Alep. Portrait d’une absence est l’une des rares propositions théâtrales venues de l’étranger qu’on peut voir au Festival TransAmériques (FTA). Il s’agit d’un projet conçu par Mohammad Al Attar et Omar Abusaada, avec la collaboration de la scénographe Bissane Al Charif. Trois artistes syriens exilés en Europe qui mettent leur talent au profit de la cause de leur pays ravagé par 10 ans de guerre civile. Et en regroupant des histoires de cette ville, jadis le poumon économique de la Syrie, aujourd’hui à moitié dévastée, et qui peine toujours à se reconstruire.

Pour leur projet, les créateurs ont recueilli 10 témoignages qu’ils font entendre à 10 spectateurs différents. Chacun a donc un témoignage unique durant la représentation. En arrivant, on nous indique une grosse carte en bois de la ville affichée dans le hall. On doit choisir un morceau représentant un coin de rue d’Alep. Puis, on nous invite à entrer dans la salle où un dispositif de chaises et de tables est installé. On trouve notre table en encastrant notre pièce du puzzle dans une autre carte. Une fois qu’on est installé, 10 comédiens s’assoient devant un spectateur. L’acteur assis devant nous commence alors son récit.

PHOTO PIERRE-YVES MASSOT, FOURNIE PAR LE FTA

Reconstruire la ville

Nous avons eu droit au témoignage d’Hakam Chahar, un Syrien de 30 ans exilé, qui étudie en urbanisme à l’Université de Budapest. D’une voix douce et posée, il se souvient de son enfance dans le Vieil-Alep, de la beauté de la ville millénaire, de l’arrivée des Frères musulmans, des changements dans les mœurs du quartier lorsque sa sœur sortait dans la rue… sans son voile. Puis, il raconte les bombardements, les traces de balles sur le minaret de la mosquée dans la rue où il habitait avec sa famille.

On l’écoute très concentré durant une vingtaine de minutes, en fixant l’interprète dans les yeux derrière le plexiglas, comme si on écoutait les confidences d’un bon ami à la table d’un café. On retient le ton digne de Hakam. Son refus du pathos, malgré les horreurs de la guerre, la souffrance de ses proches, l’arrachement de son exil. Or, le jeune homme veut préserver la mémoire du lieu. On le sent attaché à l’architecture d’Alep, à ses édifices historiques

Il ne parle pas de Bachar al-Assad ni de l’islamisme, pas plus que de la Turquie ou de la Russie. Il évoque plutôt un projet pour l’avenir d’Alep, celui d’aider à la reconstruction de la ville défigurée. Il souhaite remettre de la beauté sur les cicatrices de la cité et redonner de la fierté aux Alépins.

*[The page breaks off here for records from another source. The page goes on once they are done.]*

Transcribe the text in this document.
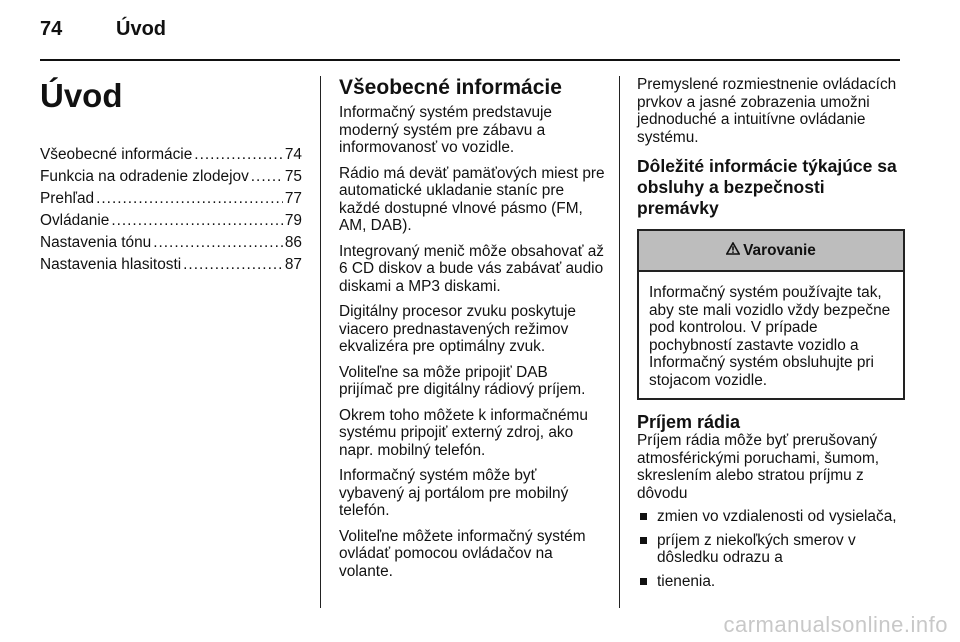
74	Úvod
Úvod
Všeobecné informácie .....	74
Funkcia na odradenie zlodejov ..... 75
Prehľad .....	77
Ovládanie .....	79
Nastavenia tónu .....	86
Nastavenia hlasitosti .....	87
Všeobecné informácie

Informačný systém predstavuje moderný systém pre zábavu a informovanosť vo vozidle.

Rádio má deväť pamäťových miest pre automatické ukladanie staníc pre každé dostupné vlnové pásmo (FM, AM, DAB).

Integrovaný menič môže obsahovať až 6 CD diskov a bude vás zabávať audio diskami a MP3 diskami.

Digitálny procesor zvuku poskytuje viacero prednastavených režimov ekvalizéra pre optimálny zvuk.

Voliteľne sa môže pripojiť DAB prijímač pre digitálny rádiový príjem.

Okrem toho môžete k informačnému systému pripojiť externý zdroj, ako napr. mobilný telefón.

Informačný systém môže byť vybavený aj portálom pre mobilný telefón.

Voliteľne môžete informačný systém ovládať pomocou ovládačov na volante.

Premyslené rozmiestnenie ovládacích prvkov a jasné zobrazenia umožni jednoduché a intuitívne ovládanie systému.

Dôležité informácie týkajúce sa obsluhy a bezpečnosti premávky
Varovanie
Informačný systém používajte tak, aby ste mali vozidlo vždy bezpečne pod kontrolou. V prípade pochybností zastavte vozidlo a Informačný systém obsluhujte pri stojacom vozidle.
Príjem rádia
Príjem rádia môže byť prerušovaný atmosférickými poruchami, šumom, skreslením alebo stratou príjmu z dôvodu
zmien vo vzdialenosti od vysielača,
príjem z niekoľkých smerov v dôsledku odrazu a
tienenia.
carmanualsonline.info
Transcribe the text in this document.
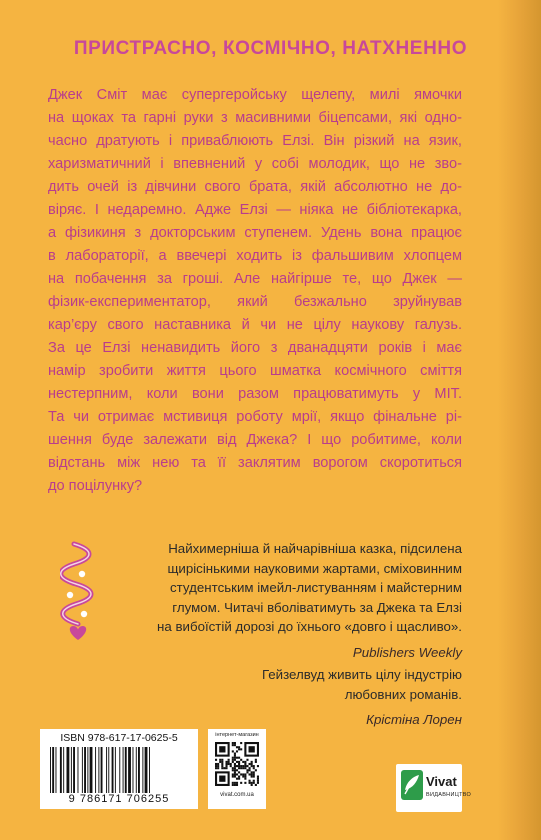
ПРИСТРАСНО, КОСМІЧНО, НАТХНЕННО

Джек Сміт має супергеройську щелепу, милі ямочки
на щоках та гарні руки з масивними біцепсами, які одно-
часно дратують і приваблюють Елзі. Він різкий на язик,
харизматичний і впевнений у собі молодик, що не зво-
дить очей із дівчини свого брата, якій абсолютно не до-
віряє. І недаремно. Адже Елзі — ніяка не бібліотекарка,
а фізикиня з докторським ступенем. Удень вона працює
в лабораторії, а ввечері ходить із фальшивим хлопцем
на побачення за гроші. Але найгірше те, що Джек —
фізик-експериментатор, який безжально зруйнував
кар’єру свого наставника й чи не цілу наукову галузь.
За це Елзі ненавидить його з дванадцяти років і має
намір зробити життя цього шматка космічного сміття
нестерпним, коли вони разом працюватимуть у MIT.
Та чи отримає мстивиця роботу мрії, якщо фінальне рі-
шення буде залежати від Джека? І що робитиме, коли
відстань між нею та її заклятим ворогом скоротиться
до поцілунку?

Найхимерніша й найчарівніша казка, підсилена
щирісінькими науковими жартами, сміховинним
студентським імейл-листуванням і майстерним
глумом. Читачі вболіватимуть за Джека та Елзі
на вибоїстій дорозі до їхнього «довго і щасливо».
Publishers Weekly
Гейзелвуд живить цілу індустрію
любовних романів.
Крістіна Лорен
ISBN 978-617-17-0625-5
9 786171 706255
інтернет-магазин
vivat.com.ua
Vivat
ВИДАВНИЦТВО
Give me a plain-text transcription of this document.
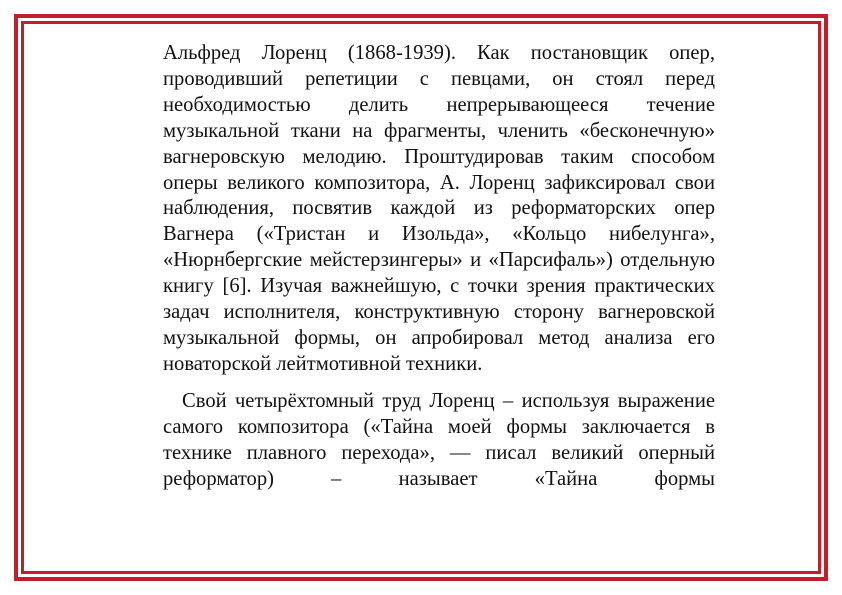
Альфред Лоренц (1868-1939). Как постановщик опер, проводивший репетиции с певцами, он стоял перед необходимостью делить непрерывающееся течение музыкальной ткани на фрагменты, членить «бесконечную» вагнеровскую мелодию. Проштудировав таким способом оперы великого композитора, А. Лоренц зафиксировал свои наблюдения, посвятив каждой из реформаторских опер Вагнера («Тристан и Изольда», «Кольцо нибелунга», «Нюрнбергские мейстерзингеры» и «Парсифаль») отдельную книгу [6]. Изучая важнейшую, с точки зрения практических задач исполнителя, конструктивную сторону вагнеровской музыкальной формы, он апробировал метод анализа его новаторской лейтмотивной техники.

Свой четырёхтомный труд Лоренц – используя выражение самого композитора («Тайна моей формы заключается в технике плавного перехода», — писал великий оперный реформатор) – называет «Тайна формы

Mais il craint le retour, d’aller en prison, d’être freiné dans son élan, de ne pas retrouver les siens. Plus de 5 millions de Syriens sont exilés, environ 13 millions sont déplacés dans ce pays où 80 % des habitants vivent toujours sous le seuil de pauvreté.

À la fin, chaque spectateur peut laisser un message à l’auteur du témoignage sur un enregistreur, message qu’on traduira en arabe avant de le remettre. Celui qu’on laisse à Hakam est un gros merci pour le partage et le refus d’oublier. Et aussi un souhait, celui du poète Raymond Lévesque : quand les hommes vivront d’amour, il n’y aura plus de guerre ni de misère…

Alep. Portrait d’une absence est présenté à guichets fermés jusqu’au 12 juin à l’Édifice Wilder. Toutefois, on libère « assez souvent » des billets. On peut vérifier sur le site web du FTA.